Stock traders may want to beware of small cap nickel spreads. This is a proposed change in trading penny stocks. Penny stocks have traded in one cent increments for a dozen years ever since the markets went to a decimal system instead of fractions for trading stocks. The proposal being floated comes from the major markets and from Citi Group and suggests that stocks with market capitalizations of less than three quarters of a million be traded in five or even ten cent increments. The argument is that a change to small cap nickel spreads would add liquidity to that section of the market as it would attract market makers in search of higher profits. Such a change could also be the death knell for those who currently make their money scalping in day trading on penny stocks. Basically a move to small cap nickel spreads would increase commissions and attract market makers who would in turn entice the average trader into this market sector.

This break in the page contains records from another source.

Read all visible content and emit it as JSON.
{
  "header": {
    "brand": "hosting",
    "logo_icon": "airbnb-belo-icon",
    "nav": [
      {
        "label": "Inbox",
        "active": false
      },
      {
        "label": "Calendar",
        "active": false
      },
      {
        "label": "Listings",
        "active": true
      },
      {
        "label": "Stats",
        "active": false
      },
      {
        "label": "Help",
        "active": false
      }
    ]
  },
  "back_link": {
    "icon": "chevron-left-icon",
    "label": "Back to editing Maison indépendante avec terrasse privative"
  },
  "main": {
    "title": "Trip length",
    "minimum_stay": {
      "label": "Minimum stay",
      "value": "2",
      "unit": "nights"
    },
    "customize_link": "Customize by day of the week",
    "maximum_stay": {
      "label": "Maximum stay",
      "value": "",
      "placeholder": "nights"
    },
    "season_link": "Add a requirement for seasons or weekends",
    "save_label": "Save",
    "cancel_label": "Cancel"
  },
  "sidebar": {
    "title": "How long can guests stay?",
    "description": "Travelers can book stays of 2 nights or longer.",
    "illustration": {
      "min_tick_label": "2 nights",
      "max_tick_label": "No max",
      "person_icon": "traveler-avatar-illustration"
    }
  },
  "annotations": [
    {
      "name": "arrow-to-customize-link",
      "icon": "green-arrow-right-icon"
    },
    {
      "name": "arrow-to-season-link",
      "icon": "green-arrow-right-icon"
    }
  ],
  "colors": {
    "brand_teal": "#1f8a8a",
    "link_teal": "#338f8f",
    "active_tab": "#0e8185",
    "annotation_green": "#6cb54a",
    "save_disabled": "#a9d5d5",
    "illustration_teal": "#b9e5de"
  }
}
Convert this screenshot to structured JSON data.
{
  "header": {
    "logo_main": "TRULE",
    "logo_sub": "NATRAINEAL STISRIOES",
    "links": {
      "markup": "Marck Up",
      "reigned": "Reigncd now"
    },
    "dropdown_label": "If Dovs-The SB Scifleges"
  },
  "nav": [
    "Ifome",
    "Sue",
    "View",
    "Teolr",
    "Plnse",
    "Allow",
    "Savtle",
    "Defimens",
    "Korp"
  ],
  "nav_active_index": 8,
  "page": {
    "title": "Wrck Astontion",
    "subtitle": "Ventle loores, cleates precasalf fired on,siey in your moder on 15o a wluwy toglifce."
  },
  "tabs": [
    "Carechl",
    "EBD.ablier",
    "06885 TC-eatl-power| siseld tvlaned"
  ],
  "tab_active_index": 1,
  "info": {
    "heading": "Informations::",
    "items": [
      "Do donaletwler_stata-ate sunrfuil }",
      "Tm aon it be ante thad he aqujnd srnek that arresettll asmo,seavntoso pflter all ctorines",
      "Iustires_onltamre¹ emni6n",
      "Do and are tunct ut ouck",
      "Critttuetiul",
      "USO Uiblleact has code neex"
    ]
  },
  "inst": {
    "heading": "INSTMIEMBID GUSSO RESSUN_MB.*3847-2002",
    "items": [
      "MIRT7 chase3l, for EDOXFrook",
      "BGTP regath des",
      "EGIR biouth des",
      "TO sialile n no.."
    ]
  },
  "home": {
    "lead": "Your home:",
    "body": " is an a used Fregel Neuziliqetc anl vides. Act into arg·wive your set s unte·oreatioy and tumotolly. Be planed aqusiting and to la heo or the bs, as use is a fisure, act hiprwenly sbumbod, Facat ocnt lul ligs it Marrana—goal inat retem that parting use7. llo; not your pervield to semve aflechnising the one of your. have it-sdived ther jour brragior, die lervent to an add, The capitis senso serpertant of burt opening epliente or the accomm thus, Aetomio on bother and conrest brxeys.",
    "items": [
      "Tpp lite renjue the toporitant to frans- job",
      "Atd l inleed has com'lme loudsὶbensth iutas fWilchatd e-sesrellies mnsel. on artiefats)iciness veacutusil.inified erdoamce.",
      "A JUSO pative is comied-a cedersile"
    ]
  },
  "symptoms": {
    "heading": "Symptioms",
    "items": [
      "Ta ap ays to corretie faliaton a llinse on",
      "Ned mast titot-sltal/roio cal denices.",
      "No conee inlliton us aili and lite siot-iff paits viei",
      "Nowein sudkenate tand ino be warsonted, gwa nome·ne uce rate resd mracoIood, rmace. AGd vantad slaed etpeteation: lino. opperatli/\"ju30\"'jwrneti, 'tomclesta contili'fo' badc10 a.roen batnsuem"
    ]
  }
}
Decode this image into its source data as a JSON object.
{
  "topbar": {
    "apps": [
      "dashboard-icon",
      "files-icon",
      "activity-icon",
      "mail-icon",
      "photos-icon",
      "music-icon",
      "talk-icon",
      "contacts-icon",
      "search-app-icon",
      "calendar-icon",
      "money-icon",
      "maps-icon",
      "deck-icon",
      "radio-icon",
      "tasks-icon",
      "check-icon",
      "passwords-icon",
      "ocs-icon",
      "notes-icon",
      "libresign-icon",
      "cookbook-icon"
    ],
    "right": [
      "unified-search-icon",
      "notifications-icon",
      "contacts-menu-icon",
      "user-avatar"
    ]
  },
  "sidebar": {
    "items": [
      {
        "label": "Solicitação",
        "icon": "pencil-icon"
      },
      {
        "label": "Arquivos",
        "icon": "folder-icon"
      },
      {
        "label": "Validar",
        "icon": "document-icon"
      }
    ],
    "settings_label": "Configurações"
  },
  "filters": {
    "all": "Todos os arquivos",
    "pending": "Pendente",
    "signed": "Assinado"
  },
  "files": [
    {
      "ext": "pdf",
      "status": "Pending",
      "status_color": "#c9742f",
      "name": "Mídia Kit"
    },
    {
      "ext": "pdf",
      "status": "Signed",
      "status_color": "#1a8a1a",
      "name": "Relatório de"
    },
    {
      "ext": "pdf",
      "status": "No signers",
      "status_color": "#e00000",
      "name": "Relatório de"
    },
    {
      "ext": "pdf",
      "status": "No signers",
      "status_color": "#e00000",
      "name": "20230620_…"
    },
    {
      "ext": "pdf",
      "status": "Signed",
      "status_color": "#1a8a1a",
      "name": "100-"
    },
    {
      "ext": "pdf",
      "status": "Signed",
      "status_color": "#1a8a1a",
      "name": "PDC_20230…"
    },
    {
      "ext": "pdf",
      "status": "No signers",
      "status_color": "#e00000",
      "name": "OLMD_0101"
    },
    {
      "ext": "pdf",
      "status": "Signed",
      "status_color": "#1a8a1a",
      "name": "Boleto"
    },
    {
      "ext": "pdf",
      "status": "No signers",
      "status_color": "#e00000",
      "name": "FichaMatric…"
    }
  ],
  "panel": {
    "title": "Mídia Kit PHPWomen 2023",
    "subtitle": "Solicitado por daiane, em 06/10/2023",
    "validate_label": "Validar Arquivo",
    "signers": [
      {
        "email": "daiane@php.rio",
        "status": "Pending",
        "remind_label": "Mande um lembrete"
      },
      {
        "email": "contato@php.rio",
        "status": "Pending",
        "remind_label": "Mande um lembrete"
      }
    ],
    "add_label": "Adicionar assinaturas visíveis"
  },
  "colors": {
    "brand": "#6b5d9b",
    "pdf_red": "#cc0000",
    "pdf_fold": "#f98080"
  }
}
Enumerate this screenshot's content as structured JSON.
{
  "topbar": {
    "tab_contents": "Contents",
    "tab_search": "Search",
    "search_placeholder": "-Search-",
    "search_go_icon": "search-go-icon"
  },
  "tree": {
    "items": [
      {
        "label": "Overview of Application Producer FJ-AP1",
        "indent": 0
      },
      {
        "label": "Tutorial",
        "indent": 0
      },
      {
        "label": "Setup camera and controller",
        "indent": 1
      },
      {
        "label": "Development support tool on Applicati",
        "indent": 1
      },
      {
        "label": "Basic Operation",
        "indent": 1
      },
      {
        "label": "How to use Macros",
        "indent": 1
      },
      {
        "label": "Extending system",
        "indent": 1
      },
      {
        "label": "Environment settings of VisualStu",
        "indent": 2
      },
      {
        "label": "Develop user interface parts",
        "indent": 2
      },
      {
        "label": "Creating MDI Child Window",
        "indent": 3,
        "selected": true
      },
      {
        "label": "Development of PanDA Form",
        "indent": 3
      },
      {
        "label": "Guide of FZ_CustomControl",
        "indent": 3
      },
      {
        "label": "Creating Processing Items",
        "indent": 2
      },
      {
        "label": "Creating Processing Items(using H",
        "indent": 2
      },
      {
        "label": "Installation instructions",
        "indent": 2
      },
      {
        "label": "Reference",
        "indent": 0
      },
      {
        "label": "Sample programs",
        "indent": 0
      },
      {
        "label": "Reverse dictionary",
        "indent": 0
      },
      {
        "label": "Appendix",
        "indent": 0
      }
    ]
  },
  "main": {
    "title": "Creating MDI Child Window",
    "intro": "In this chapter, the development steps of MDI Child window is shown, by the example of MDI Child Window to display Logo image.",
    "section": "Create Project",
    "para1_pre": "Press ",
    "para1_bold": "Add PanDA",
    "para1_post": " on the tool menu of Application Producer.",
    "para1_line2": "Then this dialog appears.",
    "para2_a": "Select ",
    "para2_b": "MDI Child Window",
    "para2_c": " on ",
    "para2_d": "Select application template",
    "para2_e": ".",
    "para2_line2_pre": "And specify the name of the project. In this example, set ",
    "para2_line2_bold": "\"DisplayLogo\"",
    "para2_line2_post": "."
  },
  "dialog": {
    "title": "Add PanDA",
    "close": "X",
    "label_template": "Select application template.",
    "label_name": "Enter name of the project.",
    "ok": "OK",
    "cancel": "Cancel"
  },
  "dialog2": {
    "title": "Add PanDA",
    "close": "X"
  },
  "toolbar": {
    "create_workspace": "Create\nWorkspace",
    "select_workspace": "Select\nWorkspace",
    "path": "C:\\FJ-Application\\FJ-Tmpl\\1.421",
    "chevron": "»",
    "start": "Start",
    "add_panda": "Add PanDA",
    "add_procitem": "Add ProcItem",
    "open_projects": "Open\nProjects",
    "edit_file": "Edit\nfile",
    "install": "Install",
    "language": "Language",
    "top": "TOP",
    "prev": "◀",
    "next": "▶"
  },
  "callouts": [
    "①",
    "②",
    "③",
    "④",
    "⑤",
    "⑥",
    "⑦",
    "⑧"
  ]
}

Perhaps we can rework the old Roman quote to say, let the trader beware.
Is Volume Good, and for Whom?
There is an old saying that a man visited a yacht club and gazed at all of the big and fine yachts. Who owns these yachts, he asked. Why, stock brokers own these fine yachts, was the reply. Then where are the investors’ yachts, the man asked. There was no reply. This proposal seems to us to be an attempt to inject money into the pockets of stock brokers and investment houses and not an attempt to make the market more liquid for the benefit of the average investor or trader. It could drive scalpers out of this section of the market as it increases the risk of a bad computerized trade.
Trading Volume and Growth?
The argument being floated is that somehow small companies will flourish and have more money to reinvest and grow if small cap nickel spreads become the order of the day. Day trading strategies will need to be readjusted. And some will simply disappear. Along the way market makers will work to attract new investors and traders and reap their rewards. To the extent that a given stock trades more frequently that does not profit a company. To the extent that increased attention to a promising stock drives its price up that could benefit a growing company and help it grow. One rational suggestion that has been floated regarding small cap nickel spreads is that there should be a trial period with a reasonable number of small cap stocks to see how this change would world in the real world. That is perhaps a reasonable suggestion.
What to Do?
Well executed technical analysis of stocks is the keystone of successful stock trading. Smart traders only trade when trading signals are highly in their favor. To the extent that a penny spread system encourages poorly thought out trades it may be time to go to small cap nickel spreads. On the other hand penny spreads provide liquidity that nickel spreads will not. If market makers really wanted to promote liquidity they would enter this section of the market and promote it, even with penny spreads. It seems to us that perhaps too many market makers are looking to buy bigger yachts.